Error 3: Failing to pair RTO mandates with a proactive engagement strategy.
To make sure employees are abiding by RTO requirements, many companies are planning some sort of accountability strategy. Accountability usually involves at least two components. The first is measurement, to get a read on how often the behavior of interest is happening. The second is consequences, to increase or decrease the probability of that behavior happening again. Applied to an RTO context, this usually looks like measuring whether people show up in person and arranging punishment/discipline for people that fail to meet expectations.
This sort of accountability strategy alone is problematic for several reasons. Employees reluctant to return are likely to resent the idea that their boss is keeping a close eye on badge swipes or desk sensors. Leaders in general already default to providing negative consequences for underperformance and ignoring satisfactory performance. An influx of attendance data is likely to correspond with an uptick in punishment, eroding relationships and fostering distrust. When attendance measurements do reflect expectations, there’s no guarantee that will translate into meaningful improvements in results. Don’t be surprised when people pop in just to show face and resist any future attempts at performance measurement with all their might.
Instead, consider developing a proactive engagement or positive accountability strategy. Give people a reason to come in more often outside of just escaping or avoiding punishment. This can begin with imagining yourself in an employee’s shoes and conducting a systematic analysis of the positives and negatives they experience staying at home versus coming into the office. If you find the scales tipped in the negative direction (from their perspective, not yours) arrange for more positive consequences in their work environment.
No, this doesn’t just mean pizza, coffee, donuts, or compulsory team happy hours. Start by expressing genuine praise and appreciation for making the change. Point out the specific benefits that a return to in-person work has produced if those results are opaque to the employee. Better yet, ask what positives they are starting to notice and point out improvements that you’ve noticed (even if small). Coach them to become more attuned to how the change is improving their performance or career trajectory. We all have different motivators and preferences, so knowing your team and customizing your engagement approach based on the individual is key.

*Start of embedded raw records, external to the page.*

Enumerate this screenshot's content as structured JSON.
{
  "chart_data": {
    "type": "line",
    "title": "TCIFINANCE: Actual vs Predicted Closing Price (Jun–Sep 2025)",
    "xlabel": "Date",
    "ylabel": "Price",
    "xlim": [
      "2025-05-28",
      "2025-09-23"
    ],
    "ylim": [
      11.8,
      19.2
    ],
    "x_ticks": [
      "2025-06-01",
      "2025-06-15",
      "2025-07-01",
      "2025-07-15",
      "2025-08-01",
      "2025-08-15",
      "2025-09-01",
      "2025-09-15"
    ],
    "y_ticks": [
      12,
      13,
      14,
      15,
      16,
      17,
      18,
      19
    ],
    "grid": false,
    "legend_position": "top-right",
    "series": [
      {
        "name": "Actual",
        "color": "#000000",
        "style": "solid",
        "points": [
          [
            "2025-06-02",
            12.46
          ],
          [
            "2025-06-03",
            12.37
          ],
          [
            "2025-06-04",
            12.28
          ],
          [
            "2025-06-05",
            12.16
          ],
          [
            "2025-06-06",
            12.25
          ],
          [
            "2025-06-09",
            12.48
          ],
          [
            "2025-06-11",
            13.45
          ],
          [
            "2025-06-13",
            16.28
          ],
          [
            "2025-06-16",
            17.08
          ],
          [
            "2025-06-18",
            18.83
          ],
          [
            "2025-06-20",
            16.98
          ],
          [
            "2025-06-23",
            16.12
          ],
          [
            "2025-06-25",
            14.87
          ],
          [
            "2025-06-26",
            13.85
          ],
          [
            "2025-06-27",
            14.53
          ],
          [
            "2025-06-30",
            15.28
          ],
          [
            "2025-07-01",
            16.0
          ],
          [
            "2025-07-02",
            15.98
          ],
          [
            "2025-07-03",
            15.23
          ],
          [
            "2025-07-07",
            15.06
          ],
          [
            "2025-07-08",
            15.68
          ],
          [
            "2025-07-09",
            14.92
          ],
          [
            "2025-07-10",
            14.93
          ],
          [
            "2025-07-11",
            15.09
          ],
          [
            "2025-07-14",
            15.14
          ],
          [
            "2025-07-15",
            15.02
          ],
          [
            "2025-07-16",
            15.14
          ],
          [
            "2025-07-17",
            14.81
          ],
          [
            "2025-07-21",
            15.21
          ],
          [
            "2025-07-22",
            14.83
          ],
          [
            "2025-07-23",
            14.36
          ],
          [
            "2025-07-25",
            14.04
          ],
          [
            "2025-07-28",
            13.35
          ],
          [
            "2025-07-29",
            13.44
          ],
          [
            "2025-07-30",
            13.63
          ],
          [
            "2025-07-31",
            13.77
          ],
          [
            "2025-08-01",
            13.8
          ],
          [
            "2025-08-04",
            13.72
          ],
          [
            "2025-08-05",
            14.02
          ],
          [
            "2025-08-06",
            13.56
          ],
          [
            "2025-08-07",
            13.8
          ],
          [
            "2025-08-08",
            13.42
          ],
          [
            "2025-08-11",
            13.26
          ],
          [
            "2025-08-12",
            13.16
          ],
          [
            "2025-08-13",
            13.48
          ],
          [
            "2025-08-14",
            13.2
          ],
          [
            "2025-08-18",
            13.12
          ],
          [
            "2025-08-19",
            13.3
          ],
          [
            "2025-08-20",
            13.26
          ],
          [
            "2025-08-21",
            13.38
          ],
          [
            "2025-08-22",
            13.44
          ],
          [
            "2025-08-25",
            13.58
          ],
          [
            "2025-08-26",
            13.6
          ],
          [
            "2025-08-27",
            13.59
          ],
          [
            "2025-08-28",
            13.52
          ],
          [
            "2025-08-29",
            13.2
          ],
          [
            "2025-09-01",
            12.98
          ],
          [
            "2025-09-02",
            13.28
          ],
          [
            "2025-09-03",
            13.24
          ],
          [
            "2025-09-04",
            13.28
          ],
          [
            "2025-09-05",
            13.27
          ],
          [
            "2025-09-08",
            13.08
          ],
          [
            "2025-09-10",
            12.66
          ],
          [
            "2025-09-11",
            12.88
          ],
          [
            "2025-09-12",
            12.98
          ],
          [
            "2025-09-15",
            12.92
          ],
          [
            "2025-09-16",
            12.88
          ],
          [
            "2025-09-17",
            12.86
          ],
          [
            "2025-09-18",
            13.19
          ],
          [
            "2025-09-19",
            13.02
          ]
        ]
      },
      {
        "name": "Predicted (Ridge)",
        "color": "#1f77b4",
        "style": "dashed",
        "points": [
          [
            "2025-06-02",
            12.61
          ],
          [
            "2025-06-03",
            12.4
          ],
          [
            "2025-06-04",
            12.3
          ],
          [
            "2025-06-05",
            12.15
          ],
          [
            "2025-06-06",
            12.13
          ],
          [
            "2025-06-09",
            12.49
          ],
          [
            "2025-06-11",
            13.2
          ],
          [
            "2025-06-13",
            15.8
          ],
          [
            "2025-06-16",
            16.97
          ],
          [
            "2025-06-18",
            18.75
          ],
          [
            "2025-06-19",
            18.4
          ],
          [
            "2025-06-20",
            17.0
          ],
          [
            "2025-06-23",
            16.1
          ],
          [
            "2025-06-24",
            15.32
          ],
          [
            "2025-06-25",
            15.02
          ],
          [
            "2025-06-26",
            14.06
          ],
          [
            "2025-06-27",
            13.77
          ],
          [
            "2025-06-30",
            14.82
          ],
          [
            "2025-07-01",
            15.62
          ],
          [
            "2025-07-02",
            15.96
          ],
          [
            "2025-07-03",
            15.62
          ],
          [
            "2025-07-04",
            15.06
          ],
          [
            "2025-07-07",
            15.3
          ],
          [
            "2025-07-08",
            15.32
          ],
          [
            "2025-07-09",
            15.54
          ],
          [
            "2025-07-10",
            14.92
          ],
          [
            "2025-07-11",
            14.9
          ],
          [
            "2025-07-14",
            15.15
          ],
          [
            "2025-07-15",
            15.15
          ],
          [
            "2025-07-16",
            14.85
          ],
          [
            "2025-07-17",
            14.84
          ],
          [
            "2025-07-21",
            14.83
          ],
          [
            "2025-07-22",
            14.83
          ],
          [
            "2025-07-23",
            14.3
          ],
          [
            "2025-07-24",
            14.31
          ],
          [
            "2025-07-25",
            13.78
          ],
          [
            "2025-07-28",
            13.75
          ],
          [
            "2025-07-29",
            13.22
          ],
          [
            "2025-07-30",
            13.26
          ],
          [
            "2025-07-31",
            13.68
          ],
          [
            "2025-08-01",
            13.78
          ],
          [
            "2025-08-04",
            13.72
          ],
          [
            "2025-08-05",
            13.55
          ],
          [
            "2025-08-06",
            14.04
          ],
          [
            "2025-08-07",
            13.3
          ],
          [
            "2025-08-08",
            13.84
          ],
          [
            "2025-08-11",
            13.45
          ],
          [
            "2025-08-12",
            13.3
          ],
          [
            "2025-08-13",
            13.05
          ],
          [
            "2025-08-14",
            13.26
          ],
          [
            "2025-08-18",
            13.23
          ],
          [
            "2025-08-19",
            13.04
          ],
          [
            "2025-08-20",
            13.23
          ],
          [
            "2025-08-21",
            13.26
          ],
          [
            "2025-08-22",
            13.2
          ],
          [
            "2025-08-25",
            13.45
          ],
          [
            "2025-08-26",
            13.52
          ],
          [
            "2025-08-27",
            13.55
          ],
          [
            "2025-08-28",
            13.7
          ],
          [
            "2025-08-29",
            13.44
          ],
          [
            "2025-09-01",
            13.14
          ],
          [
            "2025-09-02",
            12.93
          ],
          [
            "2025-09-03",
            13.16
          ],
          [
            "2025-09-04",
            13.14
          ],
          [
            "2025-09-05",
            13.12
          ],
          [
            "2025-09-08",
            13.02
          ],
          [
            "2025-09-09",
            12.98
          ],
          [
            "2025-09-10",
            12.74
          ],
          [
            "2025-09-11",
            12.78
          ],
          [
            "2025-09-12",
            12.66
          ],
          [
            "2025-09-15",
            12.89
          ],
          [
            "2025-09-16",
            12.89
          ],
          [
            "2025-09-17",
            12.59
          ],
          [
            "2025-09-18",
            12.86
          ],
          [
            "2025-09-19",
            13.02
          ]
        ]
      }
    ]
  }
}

The return to in-person work remains a complex challenge for many organizations in 2024, and it’s clear that there’s no one-size-fits-all solution. As organizations shift to a more assertive, do it or else approach, the responsibility falls to leaders to see it through. Using sincere and transparent communication, considering the nuances of productivity in the workplace, and pairing mandates with a positive engagement strategy can reduce the fallout from using negative consequences and help employees experience some of the real benefits.